- English
- Français
A l'occasion d'un entretien mené par Marc Knobel, historien et Directeur des Etudes au Crif, Diane Afoumado fait le point pour le Crif sur la crise des réfugiés Juifs dans les années 1930 et la Conférence d'Evian. Diane Afoumado vient de publier Indésirables: 1938 : La conférence d'Evian et les réfugiés juifs
Extraits de l'entretien avec Diane Afoumado :
A l’été 1938, les Juifs du Reich (Allemagne et Autriche depuis l’Anschluss en mars) subissent les persécutions nazies depuis déjà près de six ans. La chronologie est importante car bien que les premiers camps de concentration existent déjà, le pogrom de la Nuit de Cristal n’a pas encore eu lieu. Cela signifie que beaucoup de Juifs continuent de s’adapter à la situation du mieux qu’ils peuvent et qu’ils ne pensent pas encore à fuir leur pays. Entre l’Anschluss et la Kristallnacht, a lieu la Conférence d’Evian qui se tient dans la première quinzaine de juillet.

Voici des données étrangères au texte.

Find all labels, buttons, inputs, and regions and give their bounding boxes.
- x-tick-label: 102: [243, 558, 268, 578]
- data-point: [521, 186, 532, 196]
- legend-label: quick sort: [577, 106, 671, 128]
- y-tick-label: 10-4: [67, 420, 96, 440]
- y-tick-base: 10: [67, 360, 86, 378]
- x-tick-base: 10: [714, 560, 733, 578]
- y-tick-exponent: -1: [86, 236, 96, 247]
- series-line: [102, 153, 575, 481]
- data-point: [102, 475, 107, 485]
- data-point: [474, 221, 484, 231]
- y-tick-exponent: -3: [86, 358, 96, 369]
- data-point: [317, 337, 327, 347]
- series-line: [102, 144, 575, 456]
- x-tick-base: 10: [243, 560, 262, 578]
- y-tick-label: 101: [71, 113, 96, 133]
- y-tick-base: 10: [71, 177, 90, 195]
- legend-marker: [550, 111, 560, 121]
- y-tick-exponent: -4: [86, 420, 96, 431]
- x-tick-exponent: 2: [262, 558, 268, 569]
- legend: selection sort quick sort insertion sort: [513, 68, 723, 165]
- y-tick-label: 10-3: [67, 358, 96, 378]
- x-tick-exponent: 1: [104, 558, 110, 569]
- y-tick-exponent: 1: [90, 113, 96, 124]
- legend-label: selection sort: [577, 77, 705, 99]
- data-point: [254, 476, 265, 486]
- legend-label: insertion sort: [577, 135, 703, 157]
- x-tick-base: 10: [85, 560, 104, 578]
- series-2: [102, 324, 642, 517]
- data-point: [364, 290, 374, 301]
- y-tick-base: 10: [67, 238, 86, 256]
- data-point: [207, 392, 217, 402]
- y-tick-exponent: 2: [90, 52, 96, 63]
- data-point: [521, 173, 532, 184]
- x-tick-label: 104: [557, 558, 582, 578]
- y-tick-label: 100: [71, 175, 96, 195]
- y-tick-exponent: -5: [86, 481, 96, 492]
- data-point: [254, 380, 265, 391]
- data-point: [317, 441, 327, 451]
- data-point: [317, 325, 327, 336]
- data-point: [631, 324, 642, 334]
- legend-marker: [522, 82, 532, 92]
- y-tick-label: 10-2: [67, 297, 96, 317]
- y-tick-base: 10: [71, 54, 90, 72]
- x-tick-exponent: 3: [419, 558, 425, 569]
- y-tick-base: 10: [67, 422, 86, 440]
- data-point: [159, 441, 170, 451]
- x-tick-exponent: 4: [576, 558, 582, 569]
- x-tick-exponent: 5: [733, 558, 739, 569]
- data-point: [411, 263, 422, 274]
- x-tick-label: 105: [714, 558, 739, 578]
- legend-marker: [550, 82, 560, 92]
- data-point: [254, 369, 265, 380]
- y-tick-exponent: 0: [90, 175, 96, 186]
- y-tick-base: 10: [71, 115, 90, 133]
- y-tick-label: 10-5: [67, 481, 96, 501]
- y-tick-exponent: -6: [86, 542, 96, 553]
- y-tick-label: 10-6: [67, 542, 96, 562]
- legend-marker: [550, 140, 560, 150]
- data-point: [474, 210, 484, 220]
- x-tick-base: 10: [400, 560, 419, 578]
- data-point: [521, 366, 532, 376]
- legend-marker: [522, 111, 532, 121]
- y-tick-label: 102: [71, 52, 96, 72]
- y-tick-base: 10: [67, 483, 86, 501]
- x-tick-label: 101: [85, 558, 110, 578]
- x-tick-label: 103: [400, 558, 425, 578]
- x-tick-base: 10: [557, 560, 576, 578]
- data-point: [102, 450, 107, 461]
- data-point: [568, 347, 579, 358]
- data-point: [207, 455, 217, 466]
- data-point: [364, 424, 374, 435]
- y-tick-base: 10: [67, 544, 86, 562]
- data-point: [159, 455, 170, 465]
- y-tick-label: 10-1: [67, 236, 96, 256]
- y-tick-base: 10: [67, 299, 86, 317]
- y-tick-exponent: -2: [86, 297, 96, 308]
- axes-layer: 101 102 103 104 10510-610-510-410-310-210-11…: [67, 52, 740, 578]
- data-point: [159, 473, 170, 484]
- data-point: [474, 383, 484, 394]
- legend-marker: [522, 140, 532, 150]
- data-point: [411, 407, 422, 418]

Si les Juifs du Reich, n’ont pas de statut légal de réfugiés, on peut cependant considérer qu’ils rentrent dans la définition qui sera créée ultérieurement. Ils ne bénéficient pas de la protection de leur pays d’origine – bien au contraire – et leur émigration est un acte de séparation physique puisqu’ils ne peuvent revenir dans le Reich. Mais en 1938, les pays qui se disent prêts à accueillir des refugies sont peu nombreux, surtout lorsqu’il s’agit de Juifs. Rappelons que l’antisémitisme à la fin des années 30 ne sévit pas qu’en Allemagne.
Trente-deux délégations se réunissent à l’Hôtel Royal a Evian du 6 au 15 juillet. Si la plupart des pays ont accepté l’invitation de Roosevelt, cela ne veut pas dire qu’ils sont prêts à ouvrir leurs pays aux Juifs du Reich. Presque tous les pays représentés ont des lois d’immigrations strictes et certains s’apprêtent à légiférer dans le sens inverse des espoirs nourris par Roosevelt. Les discussions quotidiennes s’apparentent à une leçon de diplomatie internationale. Les délégués déclarent presque tous avoir de l’empathie pour les refugies, mais précisent que leurs pays respectifs ont déjà fait beaucoup d’efforts. Et pour éviter de dire tout haut ce que la plupart pensent tout bas, nombreux sont ceux qui précisent avoir surtout besoin d’agriculteurs et de bucherons. Inutile de dire que ces deux professions n’étaient pas les plus courantes parmi les candidats au départ du Reich.
Les deux pays qui se distinguent à Evian sont la République Dominicaine et l’Australie. La première se déclare prête a accepter des refugies du Reich; position qui n’a rien à voir avec une philanthropie humanitaire, mais plutôt l’espoir du président Trujillo de revenir sur la scène internationale. Quant à l’Australie, elle déclare ne pas avoir de problème juif et ne pas vouloir en importer un. Déclaration peu diplomatique mais qui exprime clairement ce que les autres délégués cachaient derrière le langage diplomatique.
A l’issue de la Conférence, deux résolutions principales sont prises : un plan d’émigration massive échelonné sur plusieurs années et la création d’un Comité permanent destiné à poursuivre les efforts d’Evian.
A la fin des années 30, les deux seuls pays qui acceptent des refugies en grand nombre sont Shanghai (sous occupation japonaise) et Cuba jusqu’à l’épisode du St. Louis en mai 1939. St. Domingue ne sera pas à la hauteur des déclarations de l’homme d’Etat dominicain, Raphaël Trujillo.
En réalité, Evian a eu pour effet de fermer officiellement les frontières. Les pays représentés à la Conférence ne souhaitaient pas envoyer un message aux réfugiés leur signalant qu’ils seraient accueillis largement. Mais cela ne veut pas dire qu’aucun refugié juif du Reich n’a pu se rendre dans ces pays. Evian a été la plateforme officielle qui a permis à ces pays d’envoyer un message fort aux réfugiés et que les nazis au pouvoir ont interprété comme le feu vert pour accélérer et accroitre en violence leur politique antisémite sans qu’aucune mesure ne soit prise par les démocraties. La Nuit de Cristal intervient quatre mois seulement après Evian.